The English mustard wasn’t love at first. When I first tried it, I found it too hot and salty. I asked myself the question several times: is there anything good in the English mustard at all? But as time went by, I got used to it and I started to like it. As I worked in a factory at the beginning of my carrier producing ketchup, mustard and mayonnaise, the subject is close to my heart and started to do some research about the English mustard.

How it is like?

The first thing to say about the English mustard is that it is very strong (hot), a Hungarian person like me would probably compare it to a very strong horseradish. The second thing you notice is the distinctive yellow colour and the salty taste. The English mustard contains only one spice, turmeric which gives the yellow colour to the mustard. And how strong is it? Very! Apparently, the English mustard is one of the strongest mustards in the world, perhaps there is a Japanese one that is stronger. All in all the taste is totally different of a Hungarian mustard which contains 10-12 types of spices or even the Dijon mustard seems to have mover flavour.

What to eat it with?

The English use mustard not only for hot dogs but for (cooked) beef (like we do at home with horseradish), steaks, but I have seen people having mustard with chips. As I watched people eating English mustard, I realized, they put only a small amount of it on a bite. I have to learn how to eat English mustard, less than we use at home. For cooking the English prefer using Dijon mustard, according to my observations.

The history of the Colman’s mustard

Perhaps the most popular mustard is the Colman’s mustard in England which logo contains a head of a bull, implying mustard is good with beef. The company was established by Jeremiah Colman in Norwich, Norfolk in 1804 when he bought an old mill at auction and started to produce mustard. In 1823 he took his step nephew, J. J. Coleman in the business which was taken over by him after Jeremiah Colman’s death in 1851. J. J. Colman and his wife cared for their employees, they established a nursery for their children and provided housing. The logo appeared in 1855 for the first time and was patented in 1876. The brand received the Royal Warrant in 1866 and the royal court to this day uses Colman’s mustard. In 1903 Colman’s bought the rival mustard company, Keen, Robinson & Company.

colmans mustard
Advert of Colman’s mustard in a Canadian magazine, 1896


colmans mustard
Colman’s Mustard

Unfortunately, I do not have any royalty free images showing you Keen’s mustard’s first advert, all I can do is to share the slogan which is from Shakespeare’s The Taming of the Shrew:

“What say you to a piece of beef and mustard?”

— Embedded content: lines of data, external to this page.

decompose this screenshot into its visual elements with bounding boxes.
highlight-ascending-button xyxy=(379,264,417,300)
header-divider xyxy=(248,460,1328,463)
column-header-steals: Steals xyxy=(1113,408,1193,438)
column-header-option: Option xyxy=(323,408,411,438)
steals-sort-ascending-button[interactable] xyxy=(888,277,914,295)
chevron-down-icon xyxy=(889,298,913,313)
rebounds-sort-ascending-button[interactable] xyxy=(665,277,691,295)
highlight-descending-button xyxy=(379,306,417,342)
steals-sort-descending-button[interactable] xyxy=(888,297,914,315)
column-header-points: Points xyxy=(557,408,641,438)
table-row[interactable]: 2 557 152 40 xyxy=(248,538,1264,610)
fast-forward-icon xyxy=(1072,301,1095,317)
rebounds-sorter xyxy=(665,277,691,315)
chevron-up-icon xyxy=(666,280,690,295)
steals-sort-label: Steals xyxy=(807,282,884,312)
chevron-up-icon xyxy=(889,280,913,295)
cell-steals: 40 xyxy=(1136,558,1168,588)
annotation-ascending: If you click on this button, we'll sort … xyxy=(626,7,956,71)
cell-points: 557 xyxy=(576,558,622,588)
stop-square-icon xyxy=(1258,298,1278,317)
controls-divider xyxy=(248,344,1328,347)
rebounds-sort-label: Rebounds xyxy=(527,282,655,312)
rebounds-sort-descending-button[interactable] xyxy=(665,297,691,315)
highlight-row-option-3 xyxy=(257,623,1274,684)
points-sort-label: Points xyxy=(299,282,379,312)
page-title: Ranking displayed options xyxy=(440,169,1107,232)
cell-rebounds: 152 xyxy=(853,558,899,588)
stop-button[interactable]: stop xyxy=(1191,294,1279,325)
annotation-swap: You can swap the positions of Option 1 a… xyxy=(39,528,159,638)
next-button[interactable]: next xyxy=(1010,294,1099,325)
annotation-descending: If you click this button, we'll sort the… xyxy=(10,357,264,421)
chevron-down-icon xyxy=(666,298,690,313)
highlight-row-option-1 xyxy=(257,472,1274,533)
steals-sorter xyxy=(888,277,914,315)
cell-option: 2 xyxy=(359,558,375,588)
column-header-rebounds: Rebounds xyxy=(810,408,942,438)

Keen’s mustard wanted to emphasize that mustard has already existed in Shakespeare’s time and Keen’s was the first company 125 years after Shakespeare’s death producing mustard. This idea may appear a bit strange or odd, but in the 18th and 19th century quotes like this certainly had the desired impact. If I had to chose a quote today for a mustard advert, I would simply go for the one by Mable in “You rang, M’lord?”:

“If God didn’t want us to eat meat, he would not have created mustard.”


PS: Those who would like to try the English mustard, it is available at Tesco in Hungary.